In CHRONOS-3, the safety profile with the combination was consistent with the toxicities of the individual agents, said Matasar, who told MedPage Today that discontinuation rates were quite low with the combination.
“Most of those relatively few patients who discontinued due to severe toxicity came off early in the course of therapy,” he said. “I think the combination is an appropriate choice for patients who fit the study criteria, most notably without severe baseline diabetes or uncontrolled hypertension as well, as hyperglycemia and hypertension are directly caused by the alpha inhibitor of copanlisib.”
Common treatment-emerged adverse events (AEs) of any grade for the copanlisib and placebo arms, respectively, included hyperglycemia (69.4% vs 23.3%), hypertension (49.2% vs 19.2%), diarrhea (33.6% vs 9.6%), neutropenia (20.8% vs 16.4%), pyrexia (20.5% vs 7.5%), and upper respiratory tract infection (18.2% vs 16.4%).
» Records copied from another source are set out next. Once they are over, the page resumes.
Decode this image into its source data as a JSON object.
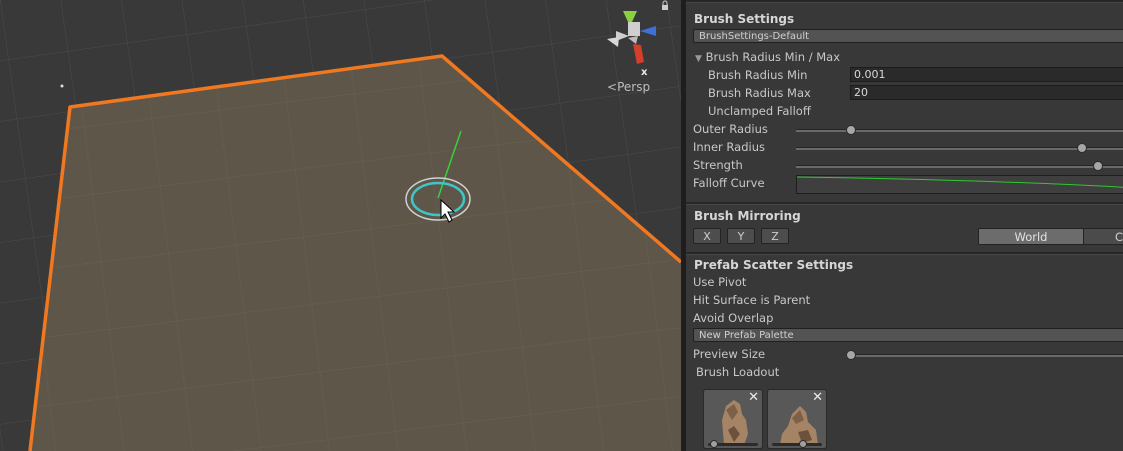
{
  "scene": {
    "view_label": "Persp",
    "gizmo_axis_label": "x",
    "colors": {
      "outline": "#f07820",
      "plane": "#5e5648",
      "brush_ring": "#3fc6c9",
      "normal_line": "#36d23a"
    }
  },
  "inspector": {
    "brush_settings": {
      "title": "Brush Settings",
      "preset": "BrushSettings-Default",
      "radius_group_label": "Brush Radius Min / Max",
      "radius_min_label": "Brush Radius Min",
      "radius_min_value": "0.001",
      "radius_max_label": "Brush Radius Max",
      "radius_max_value": "20",
      "unclamped_falloff_label": "Unclamped Falloff",
      "outer_radius_label": "Outer Radius",
      "outer_radius_fraction": 0.15,
      "inner_radius_label": "Inner Radius",
      "inner_radius_fraction": 0.85,
      "strength_label": "Strength",
      "strength_fraction": 0.9,
      "falloff_curve_label": "Falloff Curve"
    },
    "brush_mirroring": {
      "title": "Brush Mirroring",
      "axes": [
        "X",
        "Y",
        "Z"
      ],
      "space_selected": "World",
      "space_other": "C"
    },
    "prefab_scatter": {
      "title": "Prefab Scatter Settings",
      "use_pivot_label": "Use Pivot",
      "hit_surface_label": "Hit Surface is Parent",
      "avoid_overlap_label": "Avoid Overlap",
      "palette": "New Prefab Palette",
      "preview_size_label": "Preview Size",
      "preview_size_fraction": 0.0,
      "brush_loadout_label": "Brush Loadout",
      "loadout_remove_glyph": "✕",
      "loadout": [
        {
          "slider_fraction": 0.05
        },
        {
          "slider_fraction": 0.65
        }
      ]
    }
  }
}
Common grade ≥3 AEs included hyperglycemia (56.4% vs 8.2%), hypertension (39.7% vs 8.9%), neutropenia (15.6% vs 12.3%), and diarrhea (4.9% vs none).
Serious AEs were twice as frequent with copanlisib-rituximab (47.2% vs 18.5%), and there were six deaths in the combination arm (one deemed treatment-related) versus one in the rituximab-placebo arm. Pneumonitis, an AE of special interest, occurred in 6.8% of patients on the combination versus 1.4% with rituximab-placebo.
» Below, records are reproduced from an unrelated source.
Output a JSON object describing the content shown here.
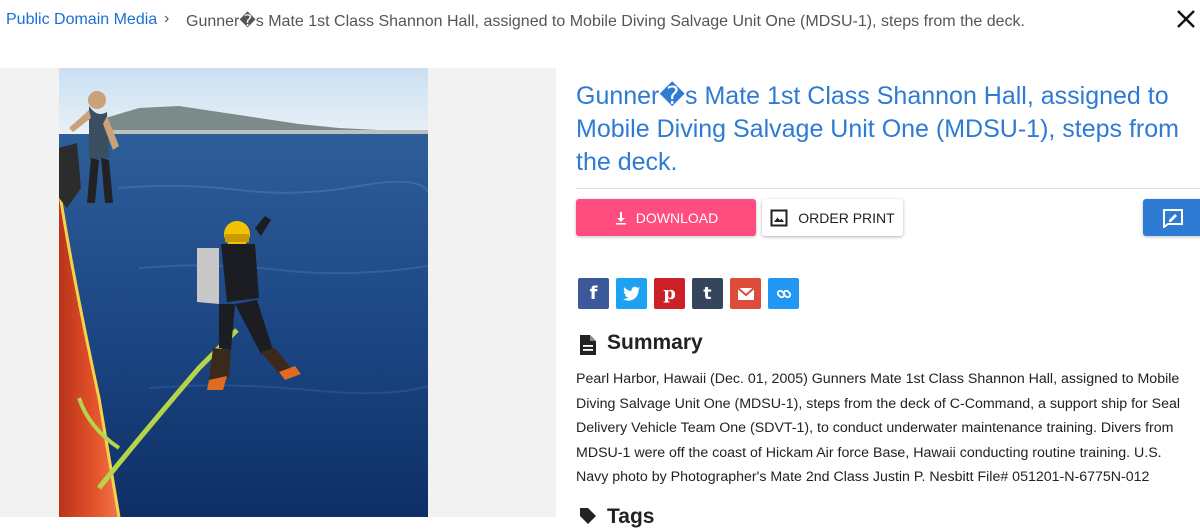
{
  "breadcrumb": {
    "root": "Public Domain Media",
    "separator": "›",
    "current": "Gunner�s Mate 1st Class Shannon Hall, assigned to Mobile Diving Salvage Unit One (MDSU-1), steps from the deck."
  },
  "title": "Gunner�s Mate 1st Class Shannon Hall, assigned to Mobile Diving Salvage Unit One (MDSU-1), steps from the deck.",
  "actions": {
    "download_label": "DOWNLOAD",
    "order_print_label": "ORDER PRINT"
  },
  "share_buttons": [
    {
      "name": "facebook",
      "glyph": "f",
      "color": "#3b5998"
    },
    {
      "name": "twitter",
      "glyph": "t",
      "color": "#1da1f2"
    },
    {
      "name": "pinterest",
      "glyph": "p",
      "color": "#cb2027"
    },
    {
      "name": "tumblr",
      "glyph": "t",
      "color": "#35465c"
    },
    {
      "name": "email",
      "glyph": "M",
      "color": "#dd4b39"
    },
    {
      "name": "link",
      "glyph": "link",
      "color": "#2196f3"
    }
  ],
  "summary": {
    "heading": "Summary",
    "text": "Pearl Harbor, Hawaii (Dec. 01, 2005) Gunners Mate 1st Class Shannon Hall, assigned to Mobile Diving Salvage Unit One (MDSU-1), steps from the deck of C-Command, a support ship for Seal Delivery Vehicle Team One (SDVT-1), to conduct underwater maintenance training. Divers from MDSU-1 were off the coast of Hickam Air force Base, Hawaii conducting routine training. U.S. Navy photo by Photographer's Mate 2nd Class Justin P. Nesbitt File# 051201-N-6775N-012"
  },
  "tags": {
    "heading": "Tags"
  },
  "colors": {
    "link": "#1a6fd6",
    "title": "#2e7bd4",
    "download": "#ff4d80",
    "edit": "#2e7bd4"
  }
}
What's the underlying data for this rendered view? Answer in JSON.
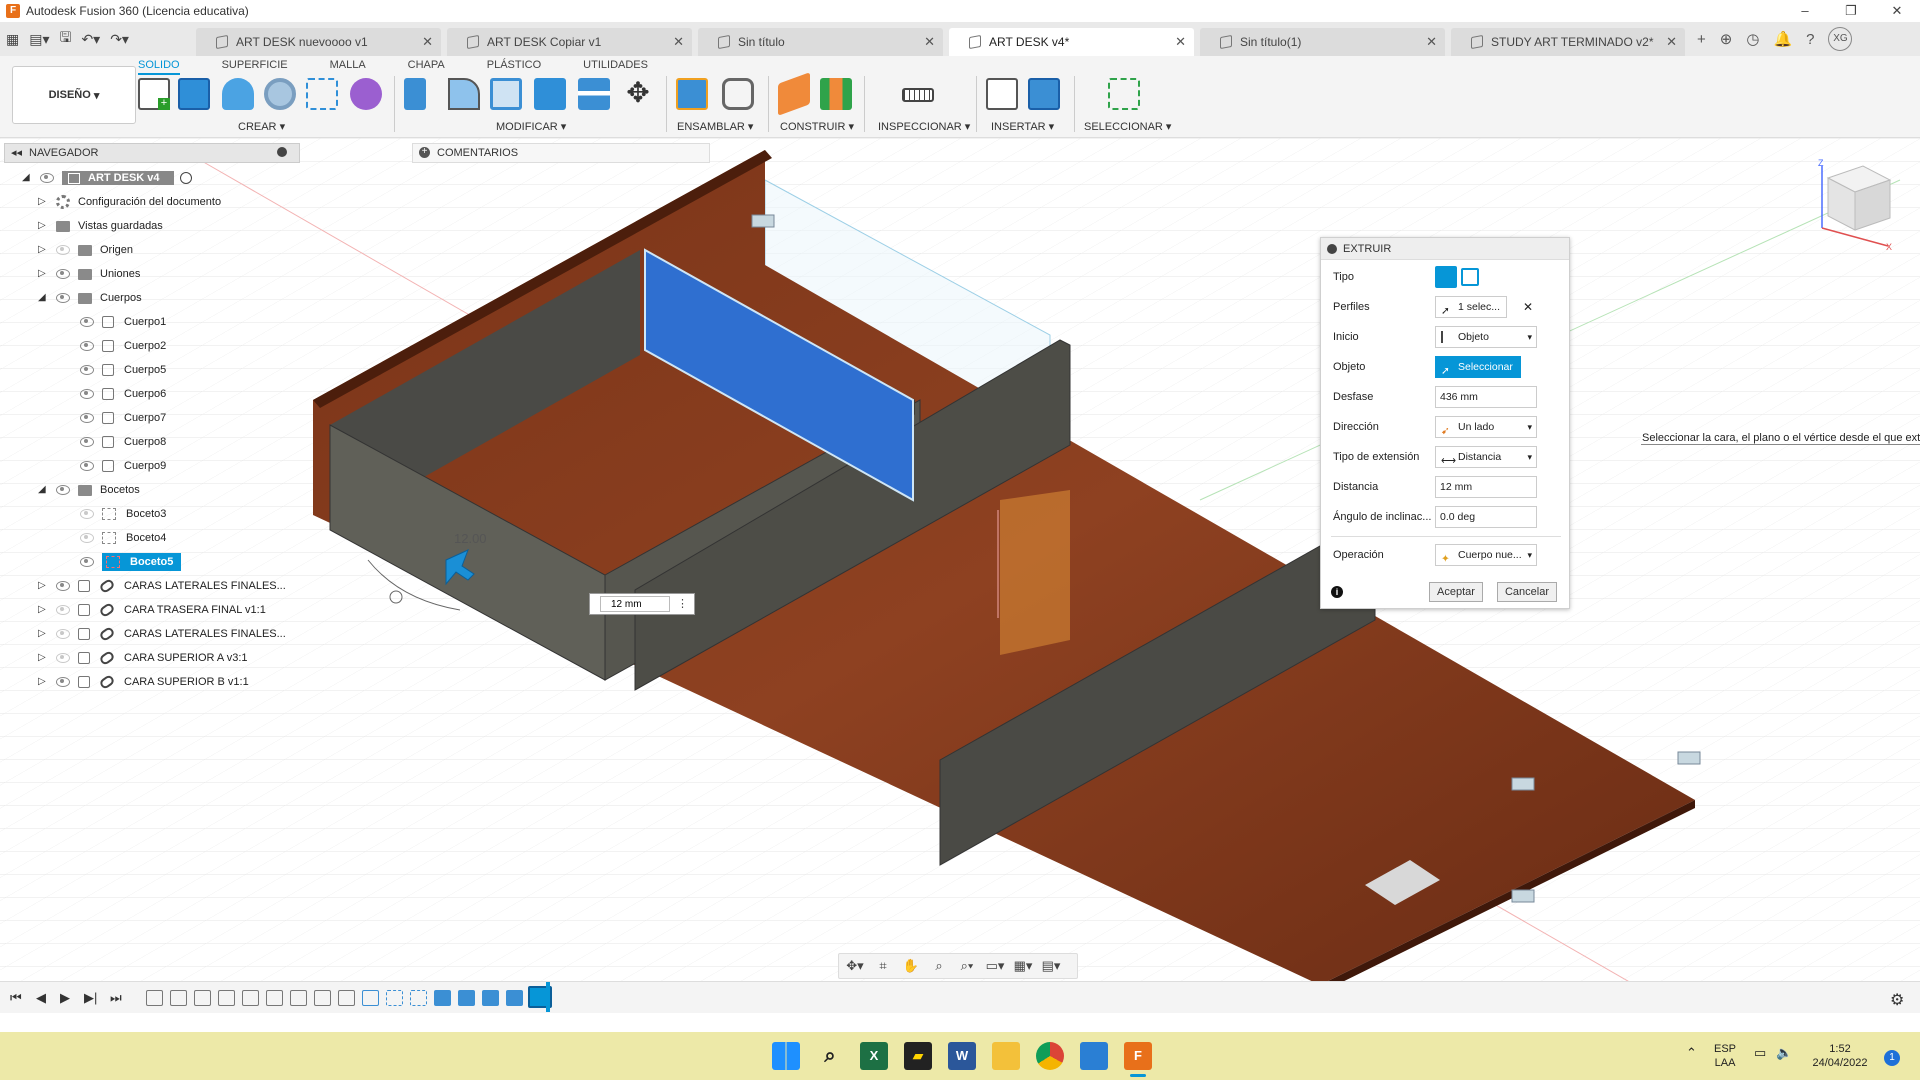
{
  "window": {
    "title": "Autodesk Fusion 360 (Licencia educativa)"
  },
  "tabs": [
    {
      "label": "ART DESK nuevoooo v1",
      "active": false
    },
    {
      "label": "ART DESK Copiar v1",
      "active": false
    },
    {
      "label": "Sin título",
      "active": false
    },
    {
      "label": "ART DESK v4*",
      "active": true
    },
    {
      "label": "Sin título(1)",
      "active": false
    },
    {
      "label": "STUDY ART TERMINADO v2*",
      "active": false
    }
  ],
  "user": {
    "initials": "XG"
  },
  "ribbon": {
    "workspace": "DISEÑO",
    "tabs": [
      "SOLIDO",
      "SUPERFICIE",
      "MALLA",
      "CHAPA",
      "PLÁSTICO",
      "UTILIDADES"
    ],
    "groups": {
      "crear": "CREAR",
      "modificar": "MODIFICAR",
      "ensamblar": "ENSAMBLAR",
      "construir": "CONSTRUIR",
      "inspeccionar": "INSPECCIONAR",
      "insertar": "INSERTAR",
      "seleccionar": "SELECCIONAR"
    },
    "accent": "#0696d7"
  },
  "navigator": {
    "title": "NAVEGADOR",
    "root": "ART DESK v4",
    "items": [
      {
        "label": "Configuración del documento",
        "icon": "gear-icon"
      },
      {
        "label": "Vistas guardadas",
        "icon": "folder-icon"
      },
      {
        "label": "Origen",
        "icon": "folder-icon"
      },
      {
        "label": "Uniones",
        "icon": "folder-icon"
      },
      {
        "label": "Cuerpos",
        "icon": "folder-icon"
      },
      {
        "label": "Cuerpo1"
      },
      {
        "label": "Cuerpo2"
      },
      {
        "label": "Cuerpo5"
      },
      {
        "label": "Cuerpo6"
      },
      {
        "label": "Cuerpo7"
      },
      {
        "label": "Cuerpo8"
      },
      {
        "label": "Cuerpo9"
      },
      {
        "label": "Bocetos",
        "icon": "folder-icon"
      },
      {
        "label": "Boceto3"
      },
      {
        "label": "Boceto4"
      },
      {
        "label": "Boceto5",
        "selected": true
      },
      {
        "label": "CARAS LATERALES FINALES..."
      },
      {
        "label": "CARA TRASERA  FINAL v1:1"
      },
      {
        "label": "CARAS LATERALES FINALES..."
      },
      {
        "label": "CARA SUPERIOR A v3:1"
      },
      {
        "label": "CARA SUPERIOR B v1:1"
      }
    ]
  },
  "comments": {
    "title": "COMENTARIOS"
  },
  "extrude": {
    "title": "EXTRUIR",
    "rows": [
      {
        "label": "Tipo",
        "value": ""
      },
      {
        "label": "Perfiles",
        "value": "1 selec..."
      },
      {
        "label": "Inicio",
        "value": "Objeto"
      },
      {
        "label": "Objeto",
        "value": "Seleccionar"
      },
      {
        "label": "Desfase",
        "value": "436 mm"
      },
      {
        "label": "Dirección",
        "value": "Un lado"
      },
      {
        "label": "Tipo de extensión",
        "value": "Distancia"
      },
      {
        "label": "Distancia",
        "value": "12 mm"
      },
      {
        "label": "Ángulo de inclinac...",
        "value": "0.0 deg"
      },
      {
        "label": "Operación",
        "value": "Cuerpo nue..."
      }
    ],
    "ok": "Aceptar",
    "cancel": "Cancelar"
  },
  "tooltip": "Seleccionar la cara, el plano o el vértice desde el que extr",
  "dimension": {
    "label": "12.00",
    "input": "12 mm"
  },
  "taskbar": {
    "lang": "ESP",
    "layout": "LAA",
    "time": "1:52",
    "date": "24/04/2022",
    "badge": "1"
  }
}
“This is a potential new treatment option for relapsed disease across all subtypes of indolent non-Hodgkin’s lymphoma for patients with a long remission after first-line therapy or who are unfit for chemotherapy,” said AACR Annual Meeting Program Chair Charles Swanton, MBPhD, of the Francis Crick Institute in London. “But one should also bear in mind the toxicities associated with the addition of the class I PI3 kinase inhibitor.”
CHRONOS-3 was a phase III trial that randomized 458 patients with relapsed indolent NHL 2:1 to rituximab (375 mg/m2 via IV) plus either copanlisib (60 mg via IV for 3 weeks on, 1 week off) or matching placebo until disease progression or unacceptable toxicity.
All patients were required to have CD20-positive indolent B-cell lymphoma; to have relapsed following treatment containing an anti-CD20 agent such as rituximab or obinutuzumab (Gazyva); and to have had a progression- and treatment-free interval of at least a year (80%) or be unfit for chemotherapy (20%).
Median patient age was 63 years, 15% had diabetes, and 36.5% had a history of hypertension. Most had follicular lymphoma (60%), followed by marginal zone lymphoma (20.7%), small lymphocytic lymphoma (10.9%), and lymphoplasmacytic lymphoma/Waldenström macroglobulinemia (8.3%).
Median time from initial diagnosis was 63.2 months and time since prior anti-CD20 treatment was 25.2 months. About half of the patients had received one prior regimen, 25% had received two, and 27% had three or more.
CHRONOS-3 was sponsored by Bayer AG.
Matasar reported relationships with Bayer AG, Roche/Genentech, GlaxoSmithKline, ImmunoVaccine Technologies, Janssen, Pharmacyclics, Juno, Merck, Rocket Medical, Seattle Genetics, Takeda, and Teva.